Obama in Oslo: The Link between Peace and Climate Security

When I met with President Obama in the Roosevelt Room of the White House Wednesday, I could see the Nobel Prize that was awarded to President Teddy Roosevelt. The very next day, President Obama accepted his own Nobel Prize in Oslo.

Obama may not be the first president to receive the Nobel, but he is the first one to name solving climate change as a building block for peace. He said in his speech:

“It's also why the world must come together to confront climate change. There is little scientific dispute that if we do nothing, we will face more drought, more famine, more mass displacement -- all of which will fuel more conflict for decades. For this reason, it is not merely scientists and environmental activists who call for swift and forceful action -- it's military leaders in my own country and others who understand our common security hangs in the balance.”

I heartily agree. Climate change is not just an environmental challenge. It is also a humanitarian challenge. It is an economic challenge. It is a national security challenge. And because it threatens so many fundamental aspects of human society, it is a barrier to peace.

I am heartened that Obama did not limit his comments about climate change to his upcoming trip to Copenhagen. The need to confront global warming belongs squarely in Oslo, at the Nobel Peace Prize ceremonies, as well.

Fortunately, as Obama mentioned, our military leaders are beginning to recognize these new realities. Officials at the Pentagon and U.S. security agencies have started viewing climate change as an agent of political unrest and instability.

When they look ahead to a further altered climate, they see fragile governments struggling to secure clean water and food across a band of volatility stretching from Africa through the Middle East and into Central Asia.

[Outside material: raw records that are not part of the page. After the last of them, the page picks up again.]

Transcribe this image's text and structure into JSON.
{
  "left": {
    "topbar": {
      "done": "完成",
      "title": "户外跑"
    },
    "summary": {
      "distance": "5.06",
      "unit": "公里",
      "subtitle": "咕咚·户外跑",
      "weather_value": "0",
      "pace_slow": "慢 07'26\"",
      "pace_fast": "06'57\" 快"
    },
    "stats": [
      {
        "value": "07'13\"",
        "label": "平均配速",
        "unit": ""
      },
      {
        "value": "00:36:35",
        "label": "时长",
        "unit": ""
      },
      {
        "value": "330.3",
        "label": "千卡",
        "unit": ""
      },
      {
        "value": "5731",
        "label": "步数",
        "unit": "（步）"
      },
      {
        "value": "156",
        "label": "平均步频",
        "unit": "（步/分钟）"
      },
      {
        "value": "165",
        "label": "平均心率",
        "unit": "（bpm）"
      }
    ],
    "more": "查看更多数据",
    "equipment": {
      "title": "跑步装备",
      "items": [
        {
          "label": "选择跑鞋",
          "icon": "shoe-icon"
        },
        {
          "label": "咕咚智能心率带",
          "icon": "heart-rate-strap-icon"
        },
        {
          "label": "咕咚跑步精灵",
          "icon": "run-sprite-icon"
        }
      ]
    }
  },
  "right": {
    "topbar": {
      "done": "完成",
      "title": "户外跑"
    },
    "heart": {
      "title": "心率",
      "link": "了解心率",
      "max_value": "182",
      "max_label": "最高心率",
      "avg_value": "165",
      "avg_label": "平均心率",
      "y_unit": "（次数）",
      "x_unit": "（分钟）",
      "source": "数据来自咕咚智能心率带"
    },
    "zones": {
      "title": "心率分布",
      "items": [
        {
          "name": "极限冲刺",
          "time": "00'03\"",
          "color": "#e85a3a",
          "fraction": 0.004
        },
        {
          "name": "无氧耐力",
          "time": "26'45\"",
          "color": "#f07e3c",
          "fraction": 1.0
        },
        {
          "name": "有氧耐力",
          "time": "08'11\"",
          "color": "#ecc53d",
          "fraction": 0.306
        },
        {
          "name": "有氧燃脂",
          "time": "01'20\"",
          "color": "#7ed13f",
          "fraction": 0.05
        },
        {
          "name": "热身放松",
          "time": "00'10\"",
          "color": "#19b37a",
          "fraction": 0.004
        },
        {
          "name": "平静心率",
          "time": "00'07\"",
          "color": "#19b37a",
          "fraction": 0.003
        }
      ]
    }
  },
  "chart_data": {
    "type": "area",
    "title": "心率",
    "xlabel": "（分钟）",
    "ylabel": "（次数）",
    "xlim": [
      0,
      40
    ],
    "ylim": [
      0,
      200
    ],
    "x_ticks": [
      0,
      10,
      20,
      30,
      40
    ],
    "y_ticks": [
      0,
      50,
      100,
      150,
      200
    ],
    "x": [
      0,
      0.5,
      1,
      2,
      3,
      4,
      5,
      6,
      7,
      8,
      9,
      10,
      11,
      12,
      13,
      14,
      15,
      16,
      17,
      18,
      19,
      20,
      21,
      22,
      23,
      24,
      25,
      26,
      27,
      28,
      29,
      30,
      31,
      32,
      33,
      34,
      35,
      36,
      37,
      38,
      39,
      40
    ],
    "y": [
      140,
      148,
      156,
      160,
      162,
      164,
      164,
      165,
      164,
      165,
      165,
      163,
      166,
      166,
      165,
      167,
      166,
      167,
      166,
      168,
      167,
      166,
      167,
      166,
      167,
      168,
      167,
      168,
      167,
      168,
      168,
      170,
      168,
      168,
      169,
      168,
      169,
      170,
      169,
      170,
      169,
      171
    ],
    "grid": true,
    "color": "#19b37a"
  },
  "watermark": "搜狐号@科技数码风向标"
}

They see support systems overwhelmed worldwide by the growing virulence of violent storms. They see people by the scores of millions living on the edge of environmental collapse. They see trend lines showing every one of these risks tracking sharply up. And they know exactly who’s going to get the 911 call when it all starts falling apart.

“We will pay for this one way or another,” retired Marine Corps four-star Gen. Anthony Zinni wrote in a 2007 report by the Center for Naval Analysis, an independent research group. “We will pay to reduce greenhouse gas emissions today, and we'll have to take an economic hit of some kind. Or we will pay the price later in military terms. And that will involve human lives. There will be a human toll.”

We don’t have to pay that price. If we start to stabilize the climate now, we can prevent the suffering of hundreds of millions of people, and we can prevent the wars that will follow in the wake of that suffering.

It is a short trip from Oslo to Copenhagen. I hope Obama’s message that the urgent need for peace and the urgent need to confront climate change can be solved together spans the distance.